Une proche de Poutine à la tête de la banque centrale russe

Le président russe Vladimir Poutine nomme une proche à la tête de la Banque centrale de Russie. ©BLOOMBERG NEWS

Le président russe va nommer une proche à la tête de la banque centrale de Russie (BCR) : sa conseillère économique Elvira Nabioullina. Cette nomination surprise doit encore être validée par le Parlement russe.

Vladimir Poutine a annoncé mardi qu'il allait nommer une proche, sa conseillère économique et ex-ministre du Développement économique Elvira Nabioullina à la tête de la Banque centrale de Russie, institution soumise à une pression accrue du pouvoir désireux de la voir soutenir davantage l'économie.

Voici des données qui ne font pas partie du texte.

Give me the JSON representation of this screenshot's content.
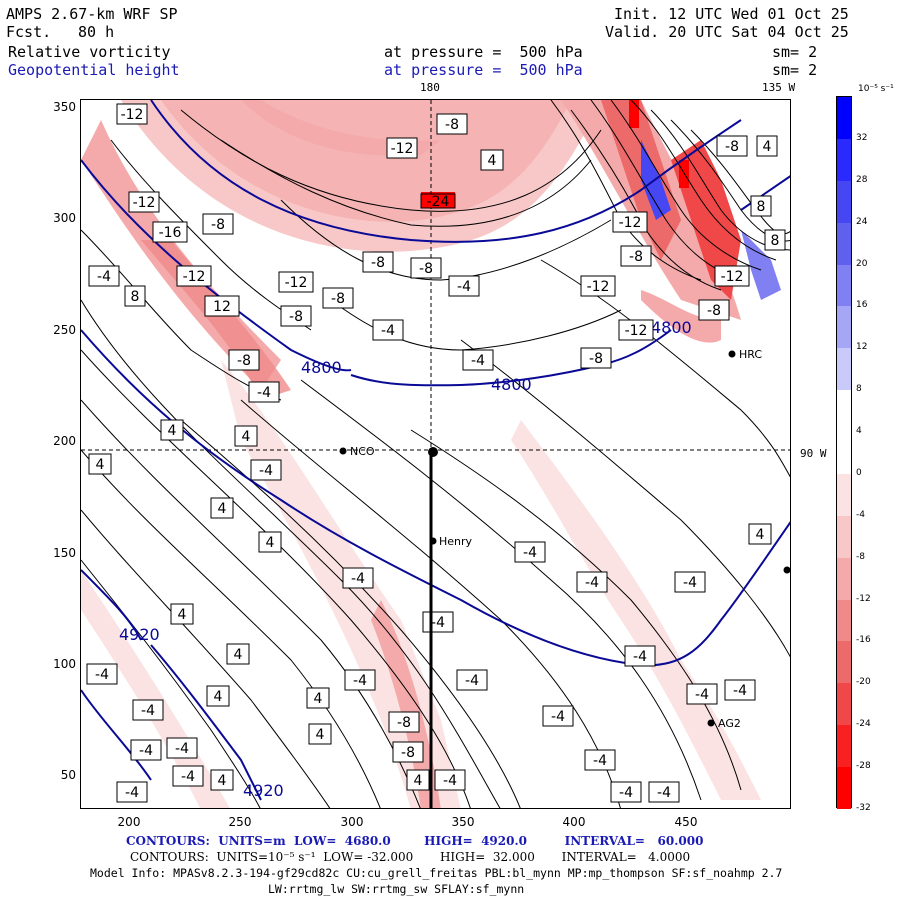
{
  "header": {
    "model": "AMPS 2.67-km WRF SP",
    "fcst_label": "Fcst.",
    "fcst_value": "80 h",
    "init": "Init. 12 UTC Wed 01 Oct 25",
    "valid": "Valid. 20 UTC Sat 04 Oct 25",
    "field1_name": "Relative vorticity",
    "field1_level": "at pressure =  500 hPa",
    "field1_sm": "sm= 2",
    "field2_name": "Geopotential height",
    "field2_level": "at pressure =  500 hPa",
    "field2_sm": "sm= 2"
  },
  "map": {
    "lon_labels": {
      "top_180": "180",
      "top_135w": "135 W",
      "right_90w": "90 W"
    },
    "x_ticks": [
      "200",
      "250",
      "300",
      "350",
      "400",
      "450"
    ],
    "y_ticks": [
      "350",
      "300",
      "250",
      "200",
      "150",
      "100",
      "50"
    ],
    "stations": [
      {
        "id": "NCO",
        "label": "NCO"
      },
      {
        "id": "Henry",
        "label": "Henry"
      },
      {
        "id": "HRC",
        "label": "HRC"
      },
      {
        "id": "AG2",
        "label": "AG2"
      }
    ],
    "height_contour_labels": [
      "4800",
      "4800",
      "4800",
      "4920",
      "4920"
    ],
    "vorticity_labels": [
      "-12",
      "-8",
      "-4",
      "4",
      "8",
      "-16",
      "-24",
      "12"
    ]
  },
  "colorbar": {
    "unit": "10⁻⁵ s⁻¹",
    "labels": [
      "32",
      "28",
      "24",
      "20",
      "16",
      "12",
      "8",
      "4",
      "0",
      "-4",
      "-8",
      "-12",
      "-16",
      "-20",
      "-24",
      "-28",
      "-32"
    ],
    "colors": [
      "#0000ff",
      "#2a2aff",
      "#4646f2",
      "#6060ee",
      "#8080f2",
      "#a6a6f6",
      "#cacafa",
      "#ffffff",
      "#ffffff",
      "#fbe3e3",
      "#f8c8c8",
      "#f4aaaa",
      "#f08a8a",
      "#ec6a6a",
      "#f04848",
      "#f82020",
      "#ff0000"
    ]
  },
  "footer": {
    "line1": "CONTOURS:  UNITS=m  LOW=  4680.0        HIGH=  4920.0         INTERVAL=   60.000",
    "line2": "CONTOURS:  UNITS=10⁻⁵ s⁻¹  LOW= -32.000       HIGH=  32.000       INTERVAL=   4.0000",
    "line3": "Model Info: MPASv8.2.3-194-gf29cd82c CU:cu_grell_freitas PBL:bl_mynn MP:mp_thompson SF:sf_noahmp 2.7",
    "line4": "LW:rrtmg_lw SW:rrtmg_sw SFLAY:sf_mynn"
  }
}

"J'ai l'intention de proposer la candidature d'Elvira Nabioullina au poste de président de la Banque centrale de Russie", a déclaré le président.

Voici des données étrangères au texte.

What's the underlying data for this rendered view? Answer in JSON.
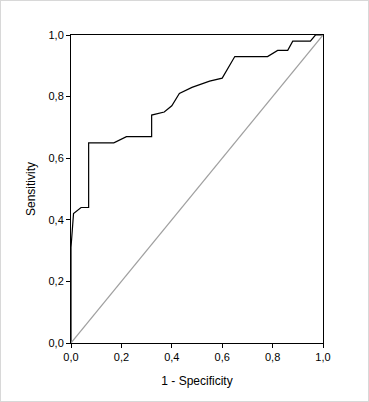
{
  "chart_data": {
    "type": "line",
    "x_label": "1 - Specificity",
    "y_label": "Sensitivity",
    "series": [
      {
        "color": "#000000",
        "line_style": "solid",
        "x": [
          0,
          0,
          0.01,
          0.04,
          0.07,
          0.07,
          0.17,
          0.22,
          0.32,
          0.32,
          0.37,
          0.4,
          0.43,
          0.48,
          0.55,
          0.6,
          0.65,
          0.75,
          0.78,
          0.82,
          0.86,
          0.88,
          0.95,
          0.97,
          1.0
        ],
        "values": [
          0,
          0.31,
          0.42,
          0.44,
          0.44,
          0.65,
          0.65,
          0.67,
          0.67,
          0.74,
          0.75,
          0.77,
          0.81,
          0.83,
          0.85,
          0.86,
          0.93,
          0.93,
          0.93,
          0.95,
          0.95,
          0.98,
          0.98,
          1.0,
          1.0
        ]
      },
      {
        "color": "#a0a0a0",
        "line_style": "solid",
        "x": [
          0,
          1.0
        ],
        "values": [
          0,
          1.0
        ]
      }
    ],
    "xlim": [
      0,
      1.0
    ],
    "ylim": [
      0,
      1.0
    ],
    "xticks": [
      {
        "value": 0,
        "label": "0,0"
      },
      {
        "value": 0.2,
        "label": "0,2"
      },
      {
        "value": 0.4,
        "label": "0,4"
      },
      {
        "value": 0.6,
        "label": "0,6"
      },
      {
        "value": 0.8,
        "label": "0,8"
      },
      {
        "value": 1.0,
        "label": "1,0"
      }
    ],
    "yticks": [
      {
        "value": 0,
        "label": "0,0"
      },
      {
        "value": 0.2,
        "label": "0,2"
      },
      {
        "value": 0.4,
        "label": "0,4"
      },
      {
        "value": 0.6,
        "label": "0,6"
      },
      {
        "value": 0.8,
        "label": "0,8"
      },
      {
        "value": 1.0,
        "label": "1,0"
      }
    ],
    "grid": false
  }
}
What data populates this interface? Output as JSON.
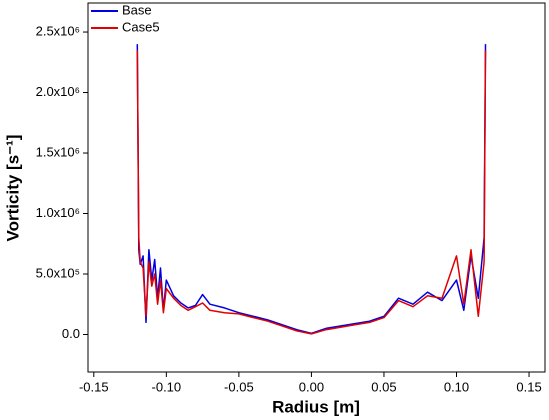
{
  "chart_data": {
    "type": "line",
    "xlabel": "Radius [m]",
    "ylabel": "Vorticity [s⁻¹]",
    "xlim": [
      -0.154,
      0.161
    ],
    "ylim": [
      -310000,
      2740000
    ],
    "xticks": [
      -0.15,
      {
        "value": -0.1,
        "label": "-0.10"
      },
      -0.05,
      {
        "value": 0,
        "label": "0.00"
      },
      0.05,
      {
        "value": 0.1,
        "label": "0.10"
      },
      0.15
    ],
    "yticks": [
      {
        "value": 0,
        "label": "0.0"
      },
      {
        "value": 500000,
        "label": "5.0x10⁵"
      },
      {
        "value": 1000000,
        "label": "1.0x10⁶"
      },
      {
        "value": 1500000,
        "label": "1.5x10⁶"
      },
      {
        "value": 2000000,
        "label": "2.0x10⁶"
      },
      {
        "value": 2500000,
        "label": "2.5x10⁶"
      }
    ],
    "legend": "upper left",
    "series": [
      {
        "name": "Base",
        "color": "#0000e0",
        "x": [
          -0.12,
          -0.119,
          -0.118,
          -0.116,
          -0.114,
          -0.112,
          -0.11,
          -0.108,
          -0.106,
          -0.104,
          -0.102,
          -0.1,
          -0.095,
          -0.09,
          -0.085,
          -0.08,
          -0.075,
          -0.07,
          -0.06,
          -0.05,
          -0.04,
          -0.03,
          -0.02,
          -0.01,
          0,
          0.01,
          0.02,
          0.03,
          0.04,
          0.05,
          0.06,
          0.07,
          0.08,
          0.09,
          0.1,
          0.105,
          0.11,
          0.115,
          0.119,
          0.12
        ],
        "values": [
          2400000,
          700000,
          580000,
          650000,
          100000,
          700000,
          450000,
          620000,
          300000,
          550000,
          200000,
          450000,
          320000,
          260000,
          220000,
          240000,
          330000,
          250000,
          220000,
          180000,
          150000,
          120000,
          80000,
          40000,
          10000,
          50000,
          70000,
          90000,
          110000,
          150000,
          300000,
          250000,
          350000,
          280000,
          450000,
          200000,
          650000,
          300000,
          800000,
          2400000
        ]
      },
      {
        "name": "Case5",
        "color": "#e00000",
        "x": [
          -0.12,
          -0.119,
          -0.118,
          -0.116,
          -0.114,
          -0.112,
          -0.11,
          -0.108,
          -0.106,
          -0.104,
          -0.102,
          -0.1,
          -0.095,
          -0.09,
          -0.085,
          -0.08,
          -0.075,
          -0.07,
          -0.06,
          -0.05,
          -0.04,
          -0.03,
          -0.02,
          -0.01,
          0,
          0.01,
          0.02,
          0.03,
          0.04,
          0.05,
          0.06,
          0.07,
          0.08,
          0.09,
          0.1,
          0.105,
          0.11,
          0.115,
          0.119,
          0.12
        ],
        "values": [
          2350000,
          800000,
          600000,
          550000,
          150000,
          600000,
          400000,
          500000,
          250000,
          450000,
          180000,
          380000,
          300000,
          240000,
          200000,
          230000,
          260000,
          200000,
          180000,
          170000,
          140000,
          110000,
          70000,
          30000,
          5000,
          40000,
          60000,
          80000,
          100000,
          140000,
          280000,
          230000,
          320000,
          300000,
          650000,
          250000,
          700000,
          150000,
          600000,
          2350000
        ]
      }
    ]
  }
}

L'homme fort du Kremlin a expliqué sa décision en déclarant que Mme Nabioullina, 49 ans, avait déjà une grande expérience dans le domaine économique et qu'elle avait occupé les fonctions de ministre du Développement économique.

"J'espère qu'Elvira Sakhipzadovna (Nabioullina) va être d'accord" avec cette nomination, a-t-il ajouté, s'exprimant en présence de cette dernière et de l'actuel patron de la BCR Sergueï Ignatiev, à la tête de l'institution depuis 2002. Cette proposition va désormais être soumise au Parlement russe.

Conjectures

Ces derniers jours, les conjectures allaient bon train en Russie concernant la succession au sein de la BCR, d'autant plus que plusieurs responsables gouvernementaux, ainsi que Vladimir Poutine, avaient récemment critiqué certaines politiques, jugées trop strictes, de l'institution.

Face à l'impatience affichée par les autorités, nombre d'experts estimaient dès lors que le choix du nouveau président s'orienterait vers une personne plus encline à une relance de l'activité.

"Ce sera une personnalité inattendue, elle vous plaira", avait seulement lancé la semaine dernière M. Poutine, interrogé sur le sujet par la presse.

Beaucoup d'économistes pariaient cependant sur l'un des vice-présidents de la Banque centrale, Alexeï Oulioukaïev. Et la décision de proposer la candidature de Mme Nabioullina a surpris nombre d'observateurs.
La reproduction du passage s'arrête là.